Après avoir fait preuve de résilience face aux sanctions internationales, l'économie russe commence à montrer des signes de faiblesse. Le ralentissement de la croissance économique, conjugué à l'augmentation des fermetures d'entreprises et à la fragilité de la consommation intérieure, constitue une réalité préoccupante.

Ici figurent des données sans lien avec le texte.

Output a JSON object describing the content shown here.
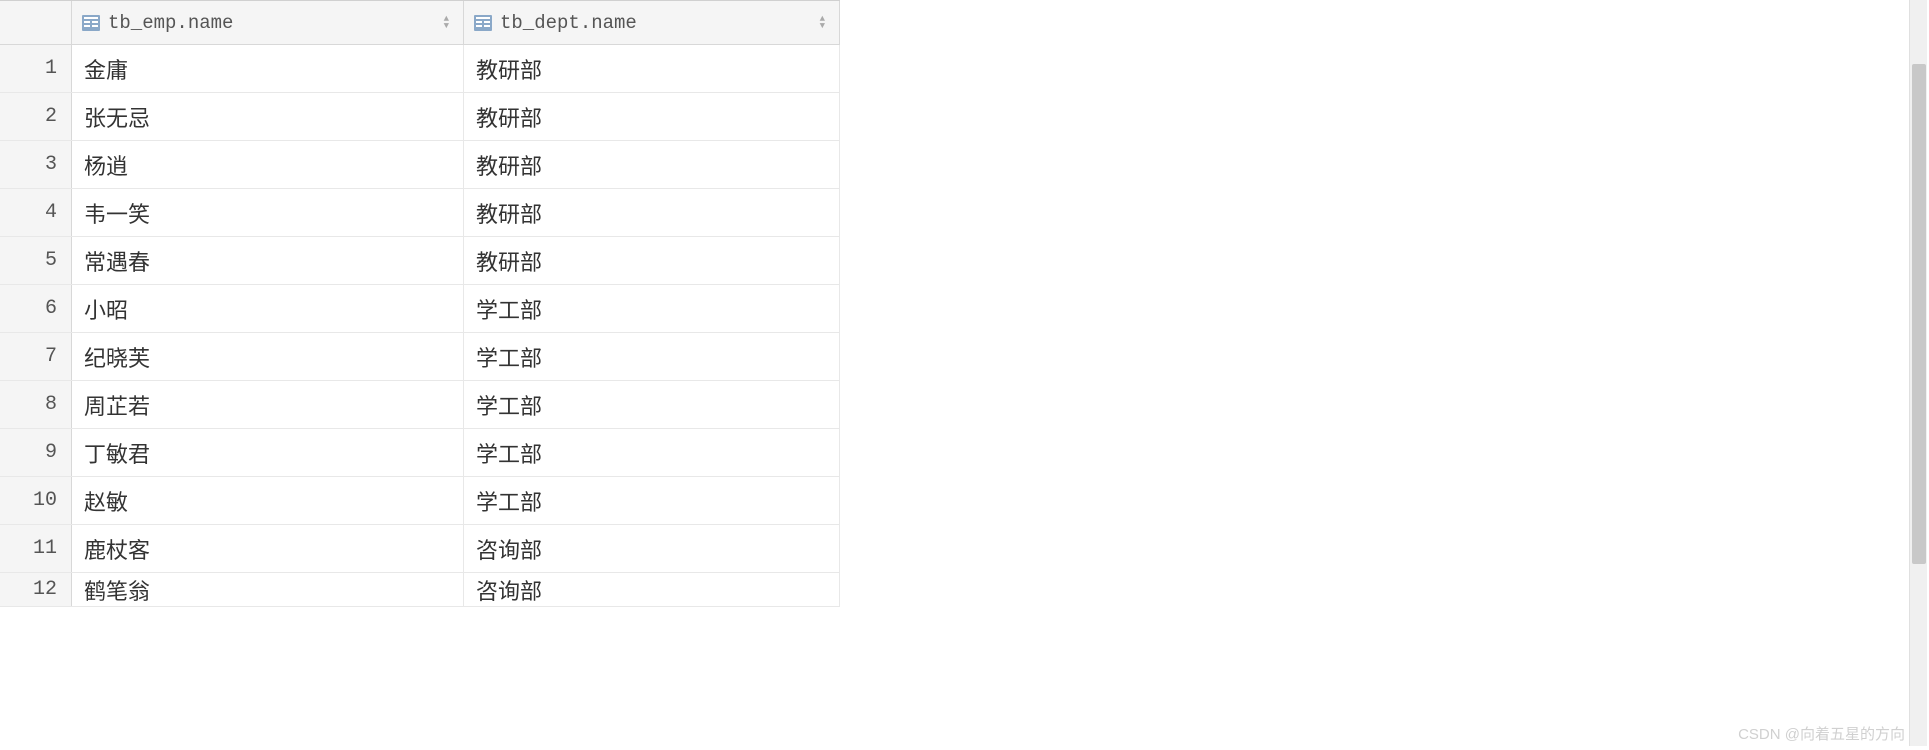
{
  "table": {
    "columns": [
      {
        "label": "tb_emp.name"
      },
      {
        "label": "tb_dept.name"
      }
    ],
    "rows": [
      {
        "num": "1",
        "emp_name": "金庸",
        "dept_name": "教研部"
      },
      {
        "num": "2",
        "emp_name": "张无忌",
        "dept_name": "教研部"
      },
      {
        "num": "3",
        "emp_name": "杨逍",
        "dept_name": "教研部"
      },
      {
        "num": "4",
        "emp_name": "韦一笑",
        "dept_name": "教研部"
      },
      {
        "num": "5",
        "emp_name": "常遇春",
        "dept_name": "教研部"
      },
      {
        "num": "6",
        "emp_name": "小昭",
        "dept_name": "学工部"
      },
      {
        "num": "7",
        "emp_name": "纪晓芙",
        "dept_name": "学工部"
      },
      {
        "num": "8",
        "emp_name": "周芷若",
        "dept_name": "学工部"
      },
      {
        "num": "9",
        "emp_name": "丁敏君",
        "dept_name": "学工部"
      },
      {
        "num": "10",
        "emp_name": "赵敏",
        "dept_name": "学工部"
      },
      {
        "num": "11",
        "emp_name": "鹿杖客",
        "dept_name": "咨询部"
      },
      {
        "num": "12",
        "emp_name": "鹤笔翁",
        "dept_name": "咨询部"
      }
    ]
  },
  "watermark": "CSDN @向着五星的方向"
}
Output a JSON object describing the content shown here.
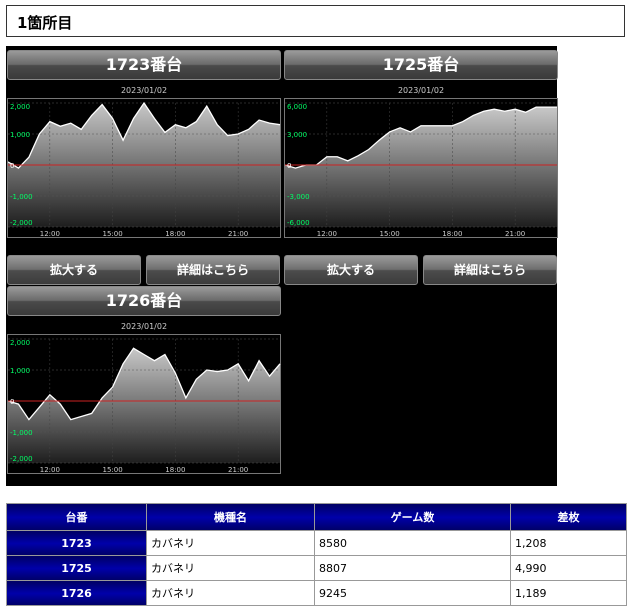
{
  "section_title": "1箇所目",
  "colors": {
    "axis_label": "#00ff66",
    "zero_line": "#cc2222",
    "area_top": "#c8c8c8",
    "area_bottom": "#1e1e1e",
    "line": "#ffffff"
  },
  "machines": [
    {
      "header": "1723番台",
      "date": "2023/01/02",
      "zoom_label": "拡大する",
      "detail_label": "詳細はこちら"
    },
    {
      "header": "1725番台",
      "date": "2023/01/02",
      "zoom_label": "拡大する",
      "detail_label": "詳細はこちら"
    },
    {
      "header": "1726番台",
      "date": "2023/01/02",
      "zoom_label": "",
      "detail_label": ""
    }
  ],
  "chart_data": [
    {
      "type": "area",
      "title": "2023/01/02",
      "x_ticks": [
        "12:00",
        "15:00",
        "18:00",
        "21:00"
      ],
      "y_ticks": [
        "2,000",
        "1,000",
        "0",
        "-1,000",
        "-2,000"
      ],
      "ylim": [
        -2000,
        2000
      ],
      "x_range": [
        10,
        23
      ],
      "x": [
        10.0,
        10.5,
        11.0,
        11.5,
        12.0,
        12.5,
        13.0,
        13.5,
        14.0,
        14.5,
        15.0,
        15.5,
        16.0,
        16.5,
        17.0,
        17.5,
        18.0,
        18.5,
        19.0,
        19.5,
        20.0,
        20.5,
        21.0,
        21.5,
        22.0,
        22.5,
        23.0
      ],
      "y": [
        100,
        -100,
        250,
        1000,
        1400,
        1250,
        1350,
        1150,
        1600,
        1950,
        1500,
        800,
        1500,
        2000,
        1500,
        1050,
        1300,
        1200,
        1400,
        1900,
        1300,
        950,
        1000,
        1150,
        1450,
        1350,
        1300
      ]
    },
    {
      "type": "area",
      "title": "2023/01/02",
      "x_ticks": [
        "12:00",
        "15:00",
        "18:00",
        "21:00"
      ],
      "y_ticks": [
        "6,000",
        "3,000",
        "0",
        "-3,000",
        "-6,000"
      ],
      "ylim": [
        -6000,
        6000
      ],
      "x_range": [
        10,
        23
      ],
      "x": [
        10.0,
        10.5,
        11.0,
        11.5,
        12.0,
        12.5,
        13.0,
        13.5,
        14.0,
        14.5,
        15.0,
        15.5,
        16.0,
        16.5,
        17.0,
        17.5,
        18.0,
        18.5,
        19.0,
        19.5,
        20.0,
        20.5,
        21.0,
        21.5,
        22.0,
        22.5,
        23.0
      ],
      "y": [
        0,
        -300,
        0,
        0,
        800,
        800,
        400,
        900,
        1500,
        2400,
        3200,
        3600,
        3200,
        3800,
        3800,
        3800,
        3800,
        4200,
        4800,
        5200,
        5400,
        5200,
        5400,
        5100,
        5600,
        5600,
        5600
      ]
    },
    {
      "type": "area",
      "title": "2023/01/02",
      "x_ticks": [
        "12:00",
        "15:00",
        "18:00",
        "21:00"
      ],
      "y_ticks": [
        "2,000",
        "1,000",
        "0",
        "-1,000",
        "-2,000"
      ],
      "ylim": [
        -2000,
        2000
      ],
      "x_range": [
        10,
        23
      ],
      "x": [
        10.0,
        10.5,
        11.0,
        11.5,
        12.0,
        12.5,
        13.0,
        13.5,
        14.0,
        14.5,
        15.0,
        15.5,
        16.0,
        16.5,
        17.0,
        17.5,
        18.0,
        18.5,
        19.0,
        19.5,
        20.0,
        20.5,
        21.0,
        21.5,
        22.0,
        22.5,
        23.0
      ],
      "y": [
        0,
        -100,
        -600,
        -200,
        200,
        -100,
        -600,
        -500,
        -400,
        100,
        450,
        1200,
        1700,
        1500,
        1300,
        1500,
        900,
        100,
        700,
        1000,
        950,
        1000,
        1200,
        650,
        1300,
        800,
        1200
      ]
    }
  ],
  "table": {
    "headers": [
      "台番",
      "機種名",
      "ゲーム数",
      "差枚"
    ],
    "rows": [
      [
        "1723",
        "カバネリ",
        "8580",
        "1,208"
      ],
      [
        "1725",
        "カバネリ",
        "8807",
        "4,990"
      ],
      [
        "1726",
        "カバネリ",
        "9245",
        "1,189"
      ]
    ]
  }
}
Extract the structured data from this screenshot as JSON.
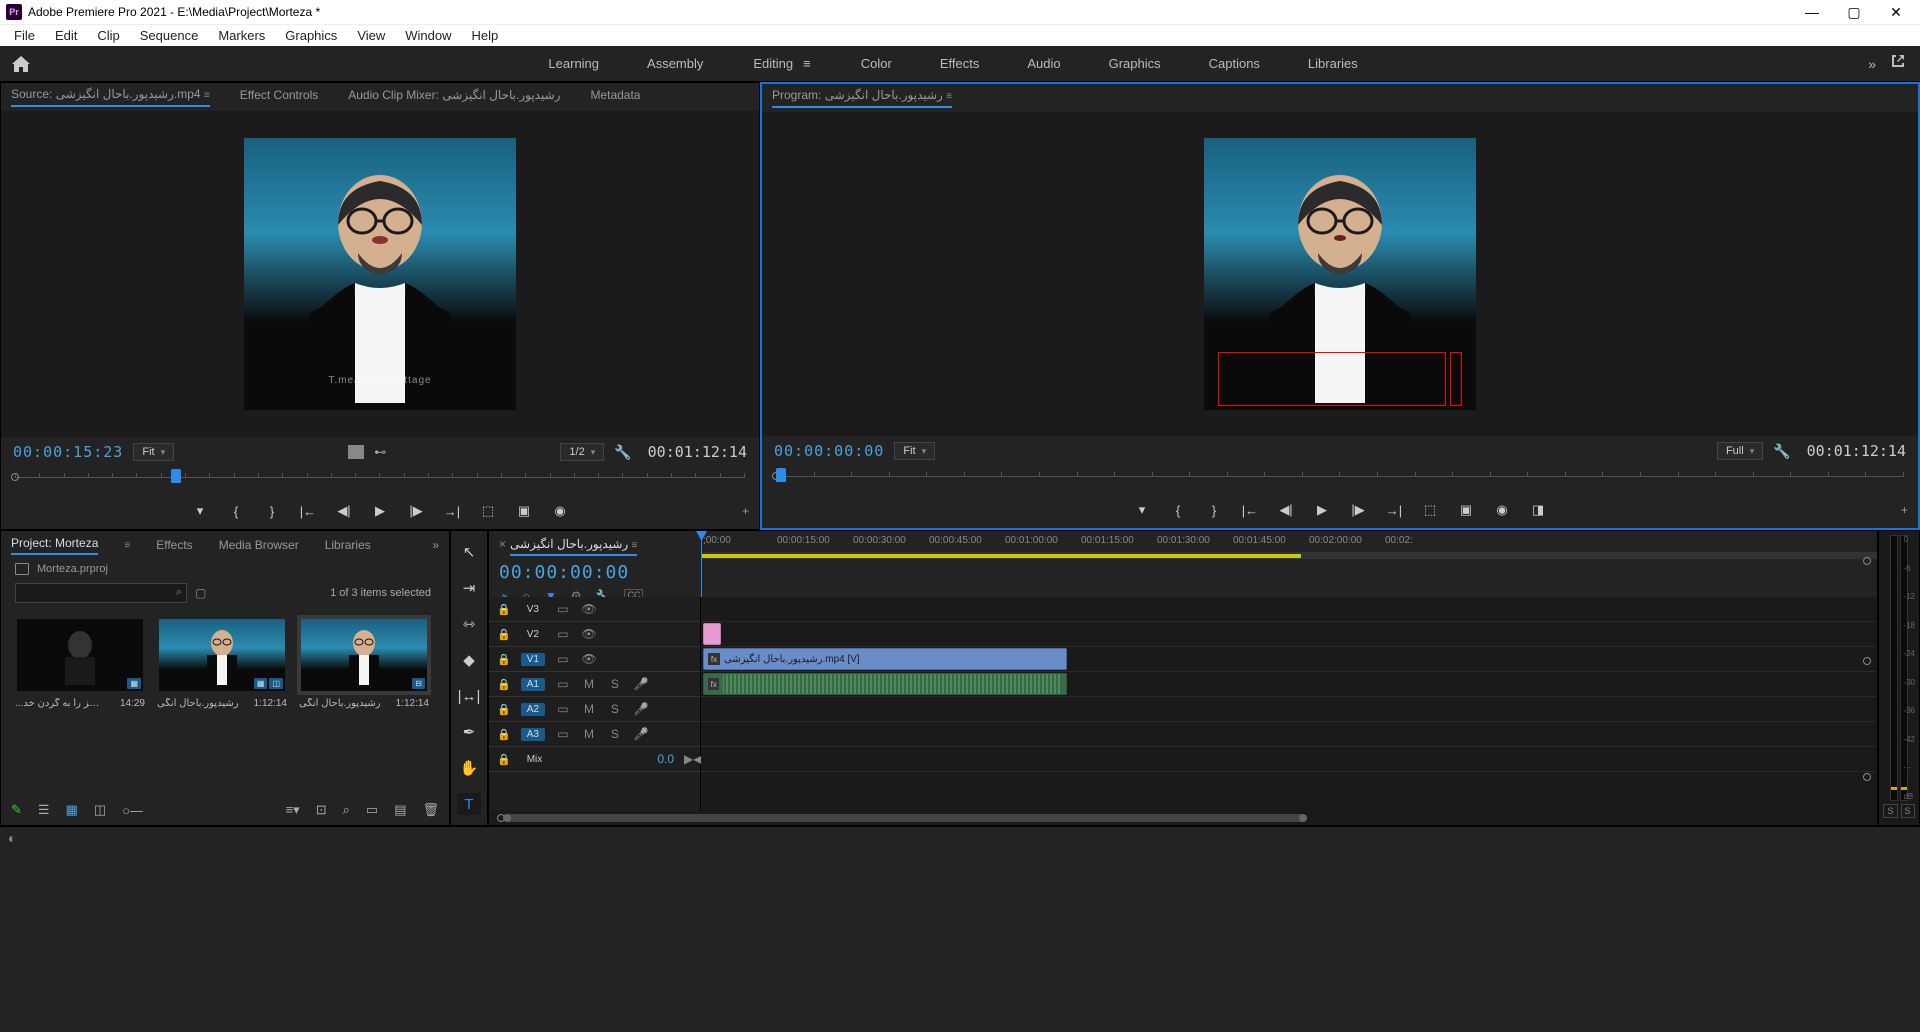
{
  "titlebar": {
    "app_icon_text": "Pr",
    "title": "Adobe Premiere Pro 2021 - E:\\Media\\Project\\Morteza *"
  },
  "menubar": [
    "File",
    "Edit",
    "Clip",
    "Sequence",
    "Markers",
    "Graphics",
    "View",
    "Window",
    "Help"
  ],
  "workspaces": {
    "items": [
      "Learning",
      "Assembly",
      "Editing",
      "Color",
      "Effects",
      "Audio",
      "Graphics",
      "Captions",
      "Libraries"
    ],
    "active": "Editing"
  },
  "source_panel": {
    "tabs": [
      "Source: رشیدپور.باحال انگیزشی.mp4",
      "Effect Controls",
      "Audio Clip Mixer: رشیدپور.باحال انگیزشی",
      "Metadata"
    ],
    "active_tab": 0,
    "watermark": "T.me/MovieCottage",
    "timecode": "00:00:15:23",
    "fit_label": "Fit",
    "ratio_label": "1/2",
    "duration": "00:01:12:14"
  },
  "program_panel": {
    "tab": "Program: رشیدپور.باحال انگیزشی",
    "timecode": "00:00:00:00",
    "fit_label": "Fit",
    "full_label": "Full",
    "duration": "00:01:12:14"
  },
  "project_panel": {
    "tabs": [
      "Project: Morteza",
      "Effects",
      "Media Browser",
      "Libraries"
    ],
    "active_tab": 0,
    "project_file": "Morteza.prproj",
    "search_placeholder": "",
    "selection_text": "1 of 3 items selected",
    "items": [
      {
        "name": "...همه چیز را به گردن خد",
        "duration": "14:29",
        "selected": false,
        "blue": false
      },
      {
        "name": "رشیدپور.باحال انگی",
        "duration": "1:12:14",
        "selected": false,
        "blue": true
      },
      {
        "name": "رشیدپور.باحال انگی",
        "duration": "1:12:14",
        "selected": true,
        "blue": true
      }
    ]
  },
  "timeline": {
    "sequence_name": "رشیدپور.باحال انگیزشی",
    "timecode": "00:00:00:00",
    "ruler_labels": [
      ";00:00",
      "00:00:15:00",
      "00:00:30:00",
      "00:00:45:00",
      "00:01:00:00",
      "00:01:15:00",
      "00:01:30:00",
      "00:01:45:00",
      "00:02:00:00",
      "00:02:"
    ],
    "video_tracks": [
      {
        "label": "V3",
        "active": false
      },
      {
        "label": "V2",
        "active": false
      },
      {
        "label": "V1",
        "active": true
      }
    ],
    "audio_tracks": [
      {
        "label": "A1",
        "active": true
      },
      {
        "label": "A2",
        "active": true
      },
      {
        "label": "A3",
        "active": true
      }
    ],
    "mix_label": "Mix",
    "mix_value": "0.0",
    "v1_clip_name": "رشیدپور.باحال انگیزشی.mp4 [V]"
  },
  "meters": {
    "scale": [
      "0",
      "-6",
      "-12",
      "-18",
      "-24",
      "-30",
      "-36",
      "-42",
      "- -",
      "dB"
    ],
    "footer": [
      "S",
      "S"
    ]
  }
}
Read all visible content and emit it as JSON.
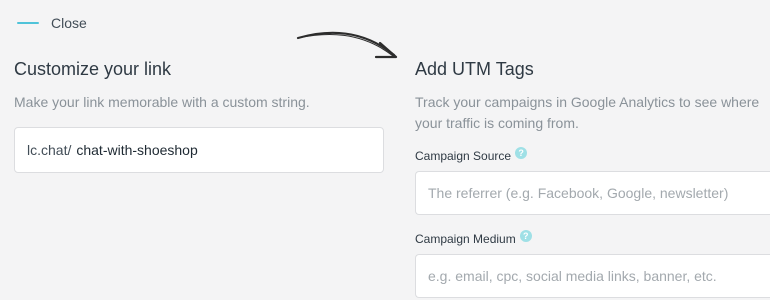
{
  "close": {
    "label": "Close"
  },
  "customize": {
    "title": "Customize your link",
    "subtitle": "Make your link memorable with a custom string.",
    "prefix": "lc.chat/",
    "value": "chat-with-shoeshop"
  },
  "utm": {
    "title": "Add UTM Tags",
    "subtitle": "Track your campaigns in Google Analytics to see where your traffic is coming from.",
    "fields": [
      {
        "label": "Campaign Source",
        "help_icon": "question-icon",
        "placeholder": "The referrer (e.g. Facebook, Google, newsletter)"
      },
      {
        "label": "Campaign Medium",
        "help_icon": "question-icon",
        "placeholder": "e.g. email, cpc, social media links, banner, etc."
      }
    ]
  },
  "colors": {
    "accent": "#4fc3d9",
    "help": "#9fe0e6"
  }
}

Les effets de la guerre en Ukraine et des sanctions occidentales commencent à se faire sentir nettement. En effet, l'économie du pays semble s'étouffer progressivement, comme l'indique La Dépêche. Alors que le Kremlin avait réussi à maintenir une certaine dynamique grâce à des subventions massives au secteur de la défense, cette approche montre aujourd'hui ses limites.
Le PIB russe a connu une contraction de 0,2 % au premier trimestre 2026, soit une première depuis trois ans, malgré la hausse continue des prix des hydrocarbures, comme l'a rapporté La Dépêche. Les prévisions de croissance ont été révisées à la baisse, passant de 1,3 % à seulement 0,4 % pour l'année 2026. En 2025, la croissance avait déjà fléchi, tombant à 1 %, contre 4,3 % en 2024.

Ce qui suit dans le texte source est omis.